The findings from the University of Florida found that adult drug users with ADHD started using one to two years earlier than those who don’t have the disorder. Using survey data from more than 900 adults who had done illegal drugs within the last six months of the study, 13% said they had received an ADHD diagnosis from a medical provider. Those with the diagnosis said they first drank alcohol at age 13, about 18 months earlier than their counterparts, while those who used cocaine began on average at age 22, roughly two years earlier than those who did not have ADHD.

Lead author Eugene Dunne, a third-year doctoral student in clinical and health psychology at UF’s College of Public Health and Health Professions, said drug use among ADHD sufferers could be an attempt to self-medicate symptoms of the disorder. Stimulants like nicotine and cocaine could be used to mask symptoms of inattention, while pot and alcohol could be used to buffer feelings of impulsivity or hyperactivity.

Dunne’s thoughts on impulsivity and drug use also came from his findings, which showed that injected drug use and needle sharing, both high-risk behaviors for HIV, were associated with ADHD history.
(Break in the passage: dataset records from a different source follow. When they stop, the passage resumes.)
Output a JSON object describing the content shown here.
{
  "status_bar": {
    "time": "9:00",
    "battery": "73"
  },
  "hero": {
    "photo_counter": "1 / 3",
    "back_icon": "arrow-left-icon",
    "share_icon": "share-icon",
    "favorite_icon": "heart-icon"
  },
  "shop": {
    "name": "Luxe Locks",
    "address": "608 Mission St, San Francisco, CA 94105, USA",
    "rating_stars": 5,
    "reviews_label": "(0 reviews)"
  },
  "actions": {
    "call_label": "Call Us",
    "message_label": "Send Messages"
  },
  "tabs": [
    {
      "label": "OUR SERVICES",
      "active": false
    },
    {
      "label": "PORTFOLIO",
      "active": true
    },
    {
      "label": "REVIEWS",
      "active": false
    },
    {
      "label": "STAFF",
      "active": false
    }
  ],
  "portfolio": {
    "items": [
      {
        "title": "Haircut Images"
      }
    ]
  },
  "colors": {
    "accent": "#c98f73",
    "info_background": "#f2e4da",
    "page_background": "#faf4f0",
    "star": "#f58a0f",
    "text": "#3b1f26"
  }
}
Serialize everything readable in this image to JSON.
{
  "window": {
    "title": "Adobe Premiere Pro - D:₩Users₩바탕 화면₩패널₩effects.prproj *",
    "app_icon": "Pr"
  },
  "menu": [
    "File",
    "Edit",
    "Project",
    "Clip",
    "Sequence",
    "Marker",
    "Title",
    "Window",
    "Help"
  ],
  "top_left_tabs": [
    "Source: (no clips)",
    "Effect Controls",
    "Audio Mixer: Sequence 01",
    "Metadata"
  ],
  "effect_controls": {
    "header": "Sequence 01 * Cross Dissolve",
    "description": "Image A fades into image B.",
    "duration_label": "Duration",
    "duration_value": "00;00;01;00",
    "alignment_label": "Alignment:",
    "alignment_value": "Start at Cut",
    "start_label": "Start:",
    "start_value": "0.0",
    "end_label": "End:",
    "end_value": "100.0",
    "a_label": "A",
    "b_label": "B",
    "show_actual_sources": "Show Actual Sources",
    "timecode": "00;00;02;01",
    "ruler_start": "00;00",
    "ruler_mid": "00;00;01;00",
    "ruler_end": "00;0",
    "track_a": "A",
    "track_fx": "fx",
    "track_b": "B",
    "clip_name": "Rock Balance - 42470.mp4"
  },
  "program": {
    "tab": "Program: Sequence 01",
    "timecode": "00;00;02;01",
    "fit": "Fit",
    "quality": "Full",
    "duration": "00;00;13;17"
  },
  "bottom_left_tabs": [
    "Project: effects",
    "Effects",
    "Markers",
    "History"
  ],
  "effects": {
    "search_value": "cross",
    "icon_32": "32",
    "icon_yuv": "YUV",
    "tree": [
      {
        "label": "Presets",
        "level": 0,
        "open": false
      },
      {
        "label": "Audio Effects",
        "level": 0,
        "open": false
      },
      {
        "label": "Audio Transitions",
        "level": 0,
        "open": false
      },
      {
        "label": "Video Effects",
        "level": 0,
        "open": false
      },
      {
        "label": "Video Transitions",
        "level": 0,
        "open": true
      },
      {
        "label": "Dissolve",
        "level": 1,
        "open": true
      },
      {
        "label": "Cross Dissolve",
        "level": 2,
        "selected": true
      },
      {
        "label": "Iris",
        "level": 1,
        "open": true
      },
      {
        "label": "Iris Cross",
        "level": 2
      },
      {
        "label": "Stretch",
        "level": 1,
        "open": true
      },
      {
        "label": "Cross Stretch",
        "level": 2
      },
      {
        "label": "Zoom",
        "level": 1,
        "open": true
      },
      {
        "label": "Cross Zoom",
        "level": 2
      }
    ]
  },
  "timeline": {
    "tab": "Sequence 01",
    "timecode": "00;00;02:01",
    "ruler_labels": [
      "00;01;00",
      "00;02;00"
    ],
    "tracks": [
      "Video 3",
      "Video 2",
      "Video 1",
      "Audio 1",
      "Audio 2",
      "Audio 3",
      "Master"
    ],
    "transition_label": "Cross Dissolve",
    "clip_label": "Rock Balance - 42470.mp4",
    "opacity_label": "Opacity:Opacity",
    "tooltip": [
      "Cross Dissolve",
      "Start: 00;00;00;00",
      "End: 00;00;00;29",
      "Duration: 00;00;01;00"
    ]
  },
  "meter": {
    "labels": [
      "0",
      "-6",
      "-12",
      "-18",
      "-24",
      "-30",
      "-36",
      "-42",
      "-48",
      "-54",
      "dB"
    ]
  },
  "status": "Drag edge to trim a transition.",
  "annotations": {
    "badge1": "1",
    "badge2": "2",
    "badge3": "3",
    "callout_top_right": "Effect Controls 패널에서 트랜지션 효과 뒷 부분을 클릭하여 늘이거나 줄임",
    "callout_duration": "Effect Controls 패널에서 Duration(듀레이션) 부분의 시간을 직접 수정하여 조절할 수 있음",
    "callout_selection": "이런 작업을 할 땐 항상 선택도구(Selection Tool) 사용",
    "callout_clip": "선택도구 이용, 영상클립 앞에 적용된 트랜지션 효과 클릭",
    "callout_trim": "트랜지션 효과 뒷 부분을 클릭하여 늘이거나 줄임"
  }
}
“The take-home message of this study shouldn’t be that children with ADHD are more likely to become drug users,” said Dunne. “Rather, seemingly ‘normal’ teenage behavior, such as experimenting with tobacco or alcohol use, may occur at younger ages for individuals with ADHD and so this might serve as a red flag for an accelerated gateway to illicit drug use.

Some ADHD medications can also help prevent drug use. The findings of a study from Australia released last October showed that Lisdexamfetamine, which is used to treat ADHD in kids ages 6-18, may be able to help meth addicts curb their cravings.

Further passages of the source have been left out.